I think this is right about where we hit our stride.

Did I forget to mention that everyone else had cleared the floor for this?
The crowd stood aside and watched us, both confused yet entranced. We finished to scattered yet enthusiastic applause. It was absolutely my favorite part of the entire trip.

My review of Mississippi at this point: I finally understand that whole "birthplace of soul" nickname. Well deserved!

Once you get applause like that, you just can't go back to normal life. I craved it. Had to have it. So I engaged in a very long dance-off with the one person willing to dance with me: an Australian named Andrew.

Brides-to-be, it's a good idea to invite friends to your wedding who have zero shame and are willing to embarrass themselves on the dance floor in order to keep it hopping. If these friends happen to be good dancers, well, then that's even better, but as we proved here, it's not necessary.

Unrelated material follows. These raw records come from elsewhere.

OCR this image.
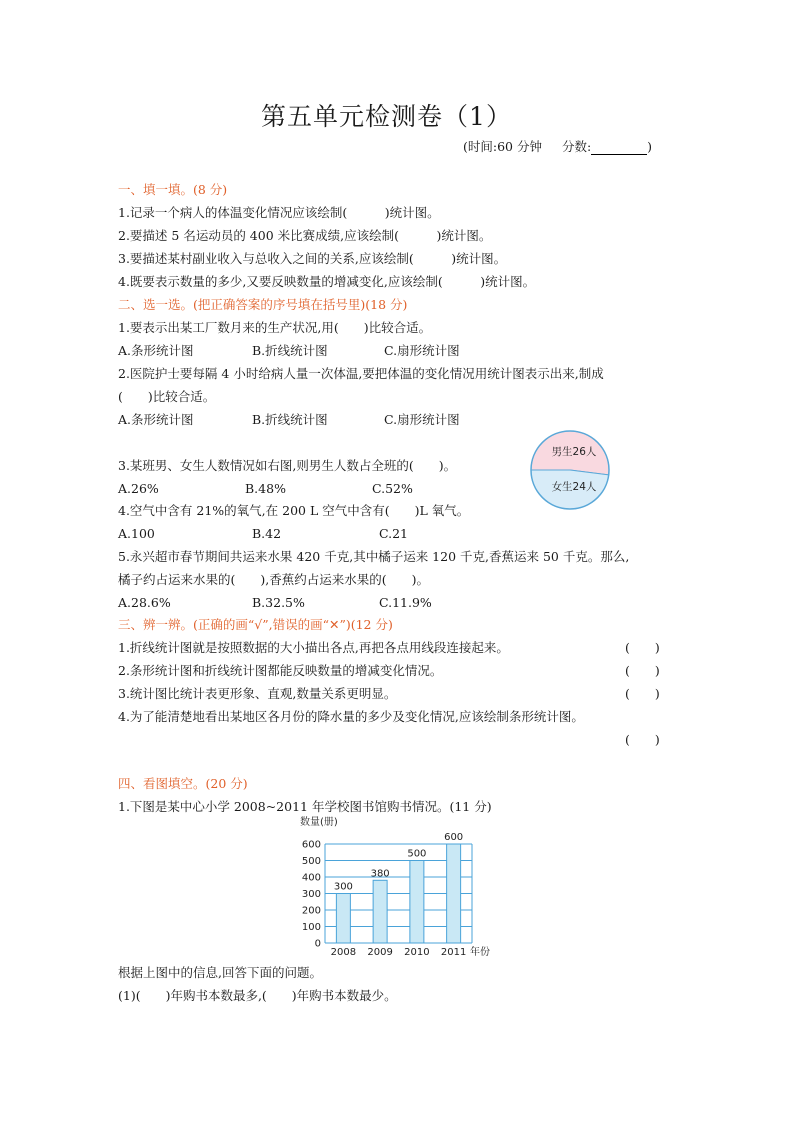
第五单元检测卷（1）
(时间:60 分钟 分数:	)
一、填一填。(8 分)
1.记录一个病人的体温变化情况应该绘制(　　　)统计图。
2.要描述 5 名运动员的 400 米比赛成绩,应该绘制(　　　)统计图。
3.要描述某村副业收入与总收入之间的关系,应该绘制(　　　)统计图。
4.既要表示数量的多少,又要反映数量的增减变化,应该绘制(　　　)统计图。
二、选一选。(把正确答案的序号填在括号里)(18 分)
1.要表示出某工厂数月来的生产状况,用(　　)比较合适。
A.条形统计图	B.折线统计图	C.扇形统计图
2.医院护士要每隔 4 小时给病人量一次体温,要把体温的变化情况用统计图表示出来,制成
(　　)比较合适。
A.条形统计图	B.折线统计图	C.扇形统计图
男生26人
女生24人
3.某班男、女生人数情况如右图,则男生人数占全班的(　　)。
A.26%	B.48%	C.52%
4.空气中含有 21%的氧气,在 200 L 空气中含有(　　)L 氧气。
A.100	B.42	C.21
5.永兴超市春节期间共运来水果 420 千克,其中橘子运来 120 千克,香蕉运来 50 千克。那么,
橘子约占运来水果的(　　),香蕉约占运来水果的(　　)。
A.28.6%	B.32.5%	C.11.9%
三、辨一辨。(正确的画“√”,错误的画“✕”)(12 分)
1.折线统计图就是按照数据的大小描出各点,再把各点用线段连接起来。	(　　)
2.条形统计图和折线统计图都能反映数量的增减变化情况。	(　　)
3.统计图比统计表更形象、直观,数量关系更明显。	(　　)
4.为了能清楚地看出某地区各月份的降水量的多少及变化情况,应该绘制条形统计图。
(　　)
四、看图填空。(20 分)
1.下图是某中心小学 2008~2011 年学校图书馆购书情况。(11 分)
0
100
200
300
400
500
600
300
2008
380
2009
500
2010
600
2011
数量(册)
年份
根据上图中的信息,回答下面的问题。
(1)(　　)年购书本数最多,(　　)年购书本数最少。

I found Britto's wedding gift at a Goodwill in Orlando and knew immediately it was the gift for her. It's not every day you come across an *NSYNC collectors edition JC Chasez marionette doll, now, is it? Don't worry, this isn't the only gift I got for her. Good lord, what do you think I am?! No no, Britto will be receiving the rest of the set one by one as I seek them out and collect them.

Brides-to-be, remember to be as gracious and accepting as Britto was when receiving gifts that were most definitely not on the registry.

Final review of Mississippi: Let's see, I got to visit some of my closest friends, eat southern bbq, go to Target, dance to *NSYNC, meet some nice people (minus cab driver) who proved that southern hospitality is a very real thing and drink beer in a party dress. This state's pretty much identical to Disney World. You could probably have fun here, too.


Parting shot.


This car's bumper stickers can pretty much sum up Mississippi much more succinctly than I can--"Jesus is Coming, Get Right or Get Left," "CAUTION: I stop at all Walmart stores."

Congrats, Britto & Brian! I wish you guys all the best.

PS--All of the photos in this post which are beautiful were taken by Jenn, who is quite a talented photographer/blogger. All of the mediocre/grainy photos were taken by yours truly. Capturing important moments in time in crappy quality, yet another talent o' mine. Thanks, Jenn!